I was curious how fast PHP's new anonymous functions were, so I spent a little time benchmarking. Here's what I discovered.
Benchmarked in PHP 5.3.0.
The expense of declaring an anon function is only 2µs or 2/1000 ms. 500 iterations will cost you about 1ms. Now, most of my scripts never iterate through that much data. So, 40 iterations will only cost you about 8/100ms or .08ms. A negligible hit.
My take is, anonymous functions are useful for syntax optimization in scripts that do not have many iterations. I will probably use them in my scripts as long as I never spend more than 1 or 2ms (500-1000 declarations) extra on it.
At the end of the day. We just have to remember that anon functions may be a boost to our syntax beauty, but are a HIT to our execution time. The overhead on executing a predeclared function is only 300 picoseconds or 3/10000 -- about 7 times faster than the overhead on an anonymous function.

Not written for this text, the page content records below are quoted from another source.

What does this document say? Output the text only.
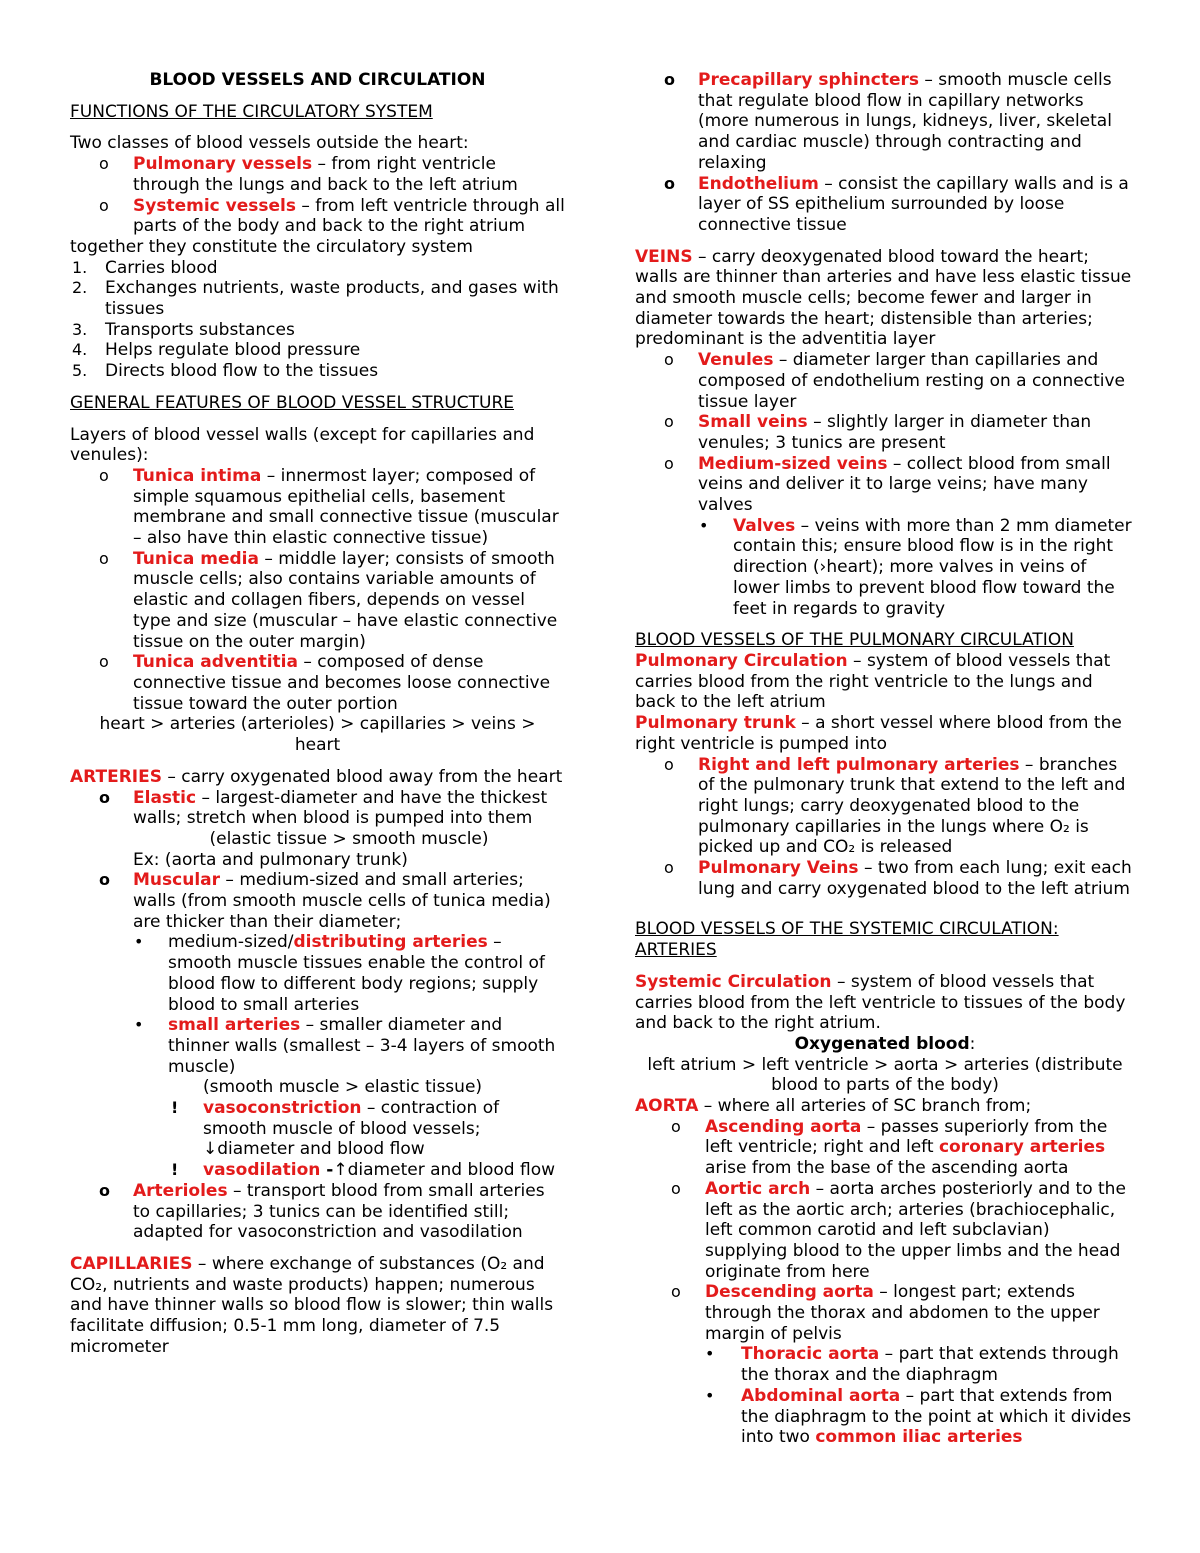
BLOOD VESSELS AND CIRCULATION

FUNCTIONS OF THE CIRCULATORY SYSTEM

Two classes of blood vessels outside the heart:

o Pulmonary vessels – from right ventricle through the lungs and back to the left atrium
o Systemic vessels – from left ventricle through all parts of the body and back to the right atrium

together they constitute the circulatory system

1. Carries blood
2. Exchanges nutrients, waste products, and gases with tissues
3. Transports substances
4. Helps regulate blood pressure
5. Directs blood flow to the tissues

GENERAL FEATURES OF BLOOD VESSEL STRUCTURE

Layers of blood vessel walls (except for capillaries and venules):

o Tunica intima – innermost layer; composed of simple squamous epithelial cells, basement membrane and small connective tissue (muscular – also have thin elastic connective tissue)
o Tunica media – middle layer; consists of smooth muscle cells; also contains variable amounts of elastic and collagen fibers, depends on vessel type and size (muscular – have elastic connective tissue on the outer margin)
o Tunica adventitia – composed of dense connective tissue and becomes loose connective tissue toward the outer portion

heart > arteries (arterioles) > capillaries > veins > heart

ARTERIES – carry oxygenated blood away from the heart

o Elastic – largest-diameter and have the thickest walls; stretch when blood is pumped into them
(elastic tissue > smooth muscle)
Ex: (aorta and pulmonary trunk)
o Muscular – medium-sized and small arteries; walls (from smooth muscle cells of tunica media) are thicker than their diameter;
• medium-sized/distributing arteries – smooth muscle tissues enable the control of blood flow to different body regions; supply blood to small arteries
• small arteries – smaller diameter and thinner walls (smallest – 3-4 layers of smooth muscle)
(smooth muscle > elastic tissue)
! vasoconstriction – contraction of smooth muscle of blood vessels; ↓diameter and blood flow
! vasodilation -↑diameter and blood flow
o Arterioles – transport blood from small arteries to capillaries; 3 tunics can be identified still; adapted for vasoconstriction and vasodilation

CAPILLARIES – where exchange of substances (O₂ and CO₂, nutrients and waste products) happen; numerous and have thinner walls so blood flow is slower; thin walls facilitate diffusion; 0.5-1 mm long, diameter of 7.5 micrometer

o Precapillary sphincters – smooth muscle cells that regulate blood flow in capillary networks (more numerous in lungs, kidneys, liver, skeletal and cardiac muscle) through contracting and relaxing
o Endothelium – consist the capillary walls and is a layer of SS epithelium surrounded by loose connective tissue

VEINS – carry deoxygenated blood toward the heart; walls are thinner than arteries and have less elastic tissue and smooth muscle cells; become fewer and larger in diameter towards the heart; distensible than arteries; predominant is the adventitia layer

o Venules – diameter larger than capillaries and composed of endothelium resting on a connective tissue layer
o Small veins – slightly larger in diameter than venules; 3 tunics are present
o Medium-sized veins – collect blood from small veins and deliver it to large veins; have many valves
• Valves – veins with more than 2 mm diameter contain this; ensure blood flow is in the right direction (›heart); more valves in veins of lower limbs to prevent blood flow toward the feet in regards to gravity

BLOOD VESSELS OF THE PULMONARY CIRCULATION

Pulmonary Circulation – system of blood vessels that carries blood from the right ventricle to the lungs and back to the left atrium

Pulmonary trunk – a short vessel where blood from the right ventricle is pumped into

o Right and left pulmonary arteries – branches of the pulmonary trunk that extend to the left and right lungs; carry deoxygenated blood to the pulmonary capillaries in the lungs where O₂ is picked up and CO₂ is released
o Pulmonary Veins – two from each lung; exit each lung and carry oxygenated blood to the left atrium

BLOOD VESSELS OF THE SYSTEMIC CIRCULATION: ARTERIES

Systemic Circulation – system of blood vessels that carries blood from the left ventricle to tissues of the body and back to the right atrium.

Oxygenated blood:

left atrium > left ventricle > aorta > arteries (distribute blood to parts of the body)

AORTA – where all arteries of SC branch from;

o Ascending aorta – passes superiorly from the left ventricle; right and left coronary arteries arise from the base of the ascending aorta
o Aortic arch – aorta arches posteriorly and to the left as the aortic arch; arteries (brachiocephalic, left common carotid and left subclavian) supplying blood to the upper limbs and the head originate from here
o Descending aorta – longest part; extends through the thorax and abdomen to the upper margin of pelvis
• Thoracic aorta – part that extends through the thorax and the diaphragm
• Abdominal aorta – part that extends from the diaphragm to the point at which it divides into two common iliac arteries
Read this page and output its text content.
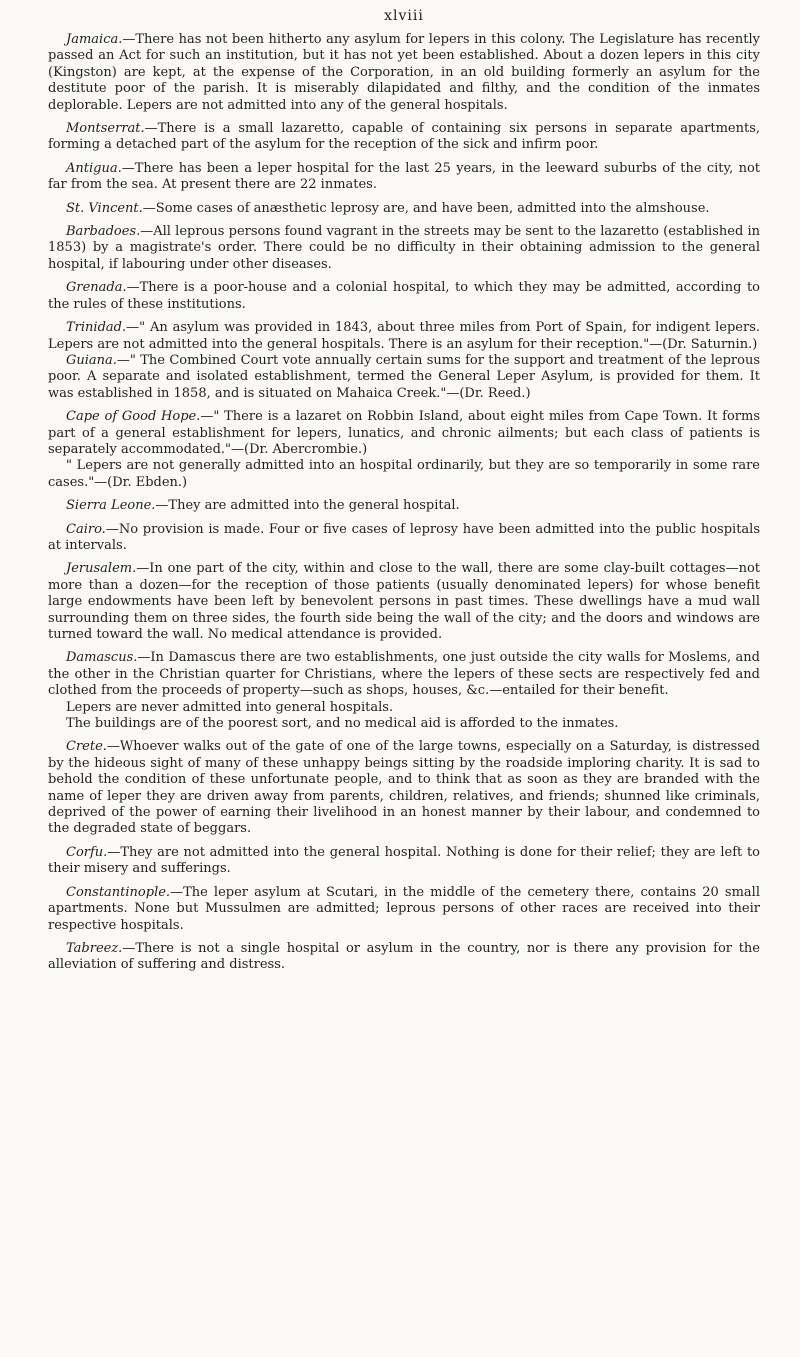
xlviii

Jamaica.—There has not been hitherto any asylum for lepers in this colony. The Legislature has recently passed an Act for such an institution, but it has not yet been established. About a dozen lepers in this city (Kingston) are kept, at the expense of the Corporation, in an old building formerly an asylum for the destitute poor of the parish. It is miserably dilapidated and filthy, and the condition of the inmates deplorable. Lepers are not admitted into any of the general hospitals.

Montserrat.—There is a small lazaretto, capable of containing six persons in separate apartments, forming a detached part of the asylum for the reception of the sick and infirm poor.

Antigua.—There has been a leper hospital for the last 25 years, in the leeward suburbs of the city, not far from the sea. At present there are 22 inmates.

St. Vincent.—Some cases of anæsthetic leprosy are, and have been, admitted into the almshouse.

Barbadoes.—All leprous persons found vagrant in the streets may be sent to the lazaretto (established in 1853) by a magistrate's order. There could be no difficulty in their obtaining admission to the general hospital, if labouring under other diseases.

Grenada.—There is a poor-house and a colonial hospital, to which they may be admitted, according to the rules of these institutions.

Trinidad.—" An asylum was provided in 1843, about three miles from Port of Spain, for indigent lepers. Lepers are not admitted into the general hospitals. There is an asylum for their reception."—(Dr. Saturnin.)

Guiana.—" The Combined Court vote annually certain sums for the support and treatment of the leprous poor. A separate and isolated establishment, termed the General Leper Asylum, is provided for them. It was established in 1858, and is situated on Mahaica Creek."—(Dr. Reed.)

Cape of Good Hope.—" There is a lazaret on Robbin Island, about eight miles from Cape Town. It forms part of a general establishment for lepers, lunatics, and chronic ailments; but each class of patients is separately accommodated."—(Dr. Abercrombie.)

" Lepers are not generally admitted into an hospital ordinarily, but they are so temporarily in some rare cases."—(Dr. Ebden.)

Sierra Leone.—They are admitted into the general hospital.

Cairo.—No provision is made. Four or five cases of leprosy have been admitted into the public hospitals at intervals.

Jerusalem.—In one part of the city, within and close to the wall, there are some clay-built cottages—not more than a dozen—for the reception of those patients (usually denominated lepers) for whose benefit large endowments have been left by benevolent persons in past times. These dwellings have a mud wall surrounding them on three sides, the fourth side being the wall of the city; and the doors and windows are turned toward the wall. No medical attendance is provided.

Damascus.—In Damascus there are two establishments, one just outside the city walls for Moslems, and the other in the Christian quarter for Christians, where the lepers of these sects are respectively fed and clothed from the proceeds of property—such as shops, houses, &c.—entailed for their benefit.

Lepers are never admitted into general hospitals.

The buildings are of the poorest sort, and no medical aid is afforded to the inmates.

Crete.—Whoever walks out of the gate of one of the large towns, especially on a Saturday, is distressed by the hideous sight of many of these unhappy beings sitting by the roadside imploring charity. It is sad to behold the condition of these unfortunate people, and to think that as soon as they are branded with the name of leper they are driven away from parents, children, relatives, and friends; shunned like criminals, deprived of the power of earning their livelihood in an honest manner by their labour, and condemned to the degraded state of beggars.

Corfu.—They are not admitted into the general hospital. Nothing is done for their relief; they are left to their misery and sufferings.

Constantinople.—The leper asylum at Scutari, in the middle of the cemetery there, contains 20 small apartments. None but Mussulmen are admitted; leprous persons of other races are received into their respective hospitals.

Tabreez.—There is not a single hospital or asylum in the country, nor is there any provision for the alleviation of suffering and distress.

It's important to remember that there's a major difference between create_function() and function(){} in memory usage. Since the anonymous functions are throw away functions the memory usage is impacted by only one declaration. The function is destroyed in memory as soon as it isn’t needed anymore (not sure when/where that is, but my guess is after exiting the function it is passed to). Which makes it UNLIKE create_function() which stores every function in memory (at about 464 bytes a piece for an empty function).